What does it mean to be a consumer self-care company? It’s certainly true that there is a trend, particularly among younger consumers of being more cost conscious and desiring to provide their own medical care rather than going to a doctor’s office for treatment. But as Perrigo shifts to provide the products this emerging market demands, what are the risks involved, legal and otherwise? This shift in strategy has significant potential to really change the way consumers view their personal health care – imagine an app on your phone that has a detailed medical history and current healthcare products being used, and you can scan a code on a Perrigo product and determine how the product can enhance your health. In a similar way, it may also provide a warning if you contemplate mixing drugs that might cause an adverse reaction. This seems like a great opportunity, but the question remains whether this is the approach the company is pursuing.
The second major concern the strategy raises is the shift toward becoming a consumer packaged goods (CPG) company, which management highlighted as a potential path to improved valuation. Certainly, there are CPG companies that trade at significantly higher P/E ratios than Perrigo’s mid-teens level at that time. But management failed to outline a strategy for making the transition and capturing the valuation of a Proctor & Gamble or Colgate-Palmolive. There are also many CPG companies that don’t have the level of marketing spend or brand equity that trade at much lower P/E ratios than Perrigo. Which path will they take and how will they execute? To become like the premier CPG companies and gain that high-20s P/E would require a significant amount of time and money to build those brands to achieve a premium in the market and thus generate a value to investors. Charmin and Crest didn’t just come on the market at peak market share, they were built over decades, with significant marketing spend for advertising and slotting fees. Is Perrigo prepared to make this investment and what does that mean to investors? After the investor day, investors would not be wrong in assessing the company’s strategy as “if you build it, they will come” but they never articulated how they planned to build it, what they planned to build, or who they expected to come.

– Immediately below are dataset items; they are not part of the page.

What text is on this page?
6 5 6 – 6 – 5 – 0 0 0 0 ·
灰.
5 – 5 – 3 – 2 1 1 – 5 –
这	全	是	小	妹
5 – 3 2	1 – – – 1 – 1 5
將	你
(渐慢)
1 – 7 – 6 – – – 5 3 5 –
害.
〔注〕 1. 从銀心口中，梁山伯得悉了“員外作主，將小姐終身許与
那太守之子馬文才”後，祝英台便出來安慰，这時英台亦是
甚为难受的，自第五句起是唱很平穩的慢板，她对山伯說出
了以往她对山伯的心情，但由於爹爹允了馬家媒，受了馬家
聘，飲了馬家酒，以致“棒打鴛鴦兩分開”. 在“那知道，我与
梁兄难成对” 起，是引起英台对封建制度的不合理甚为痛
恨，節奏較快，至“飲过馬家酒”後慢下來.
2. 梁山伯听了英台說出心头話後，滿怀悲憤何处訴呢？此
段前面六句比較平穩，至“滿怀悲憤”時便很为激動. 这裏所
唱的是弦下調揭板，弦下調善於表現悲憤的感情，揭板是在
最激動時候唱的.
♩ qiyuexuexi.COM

In the months since the investor day, Perrigo’s shares have continued to struggle in the mid-$40s, a far cry from the five-year high of $215.73 achieved in April 2015. The share price may face continued headwinds until the company can adequately answer the questions raised above.
As an investor, strategy and long-term vision are essential to maximize returns. Investors have a natural desire to understand where a company is headed and how management plans to lead the company toward their long-term goals, but a shift in strategy could create an unwanted detour in market valuation and returns. When faced with such a shift, investors should be patient, alert for red flags and inquisitive regarding the reasons and execution plans surrounding the strategy. Perhaps the most critical aspect is the ability to look beyond the messaging and ask the right questions to ultimately become convinced that the strategy a company is pursuing is the right one to truly maximize shareholder value. Beyond these steps, investors should not be afraid to step back from an investment until the important questions are addressed and the investor regains confidence in the company’s new direction.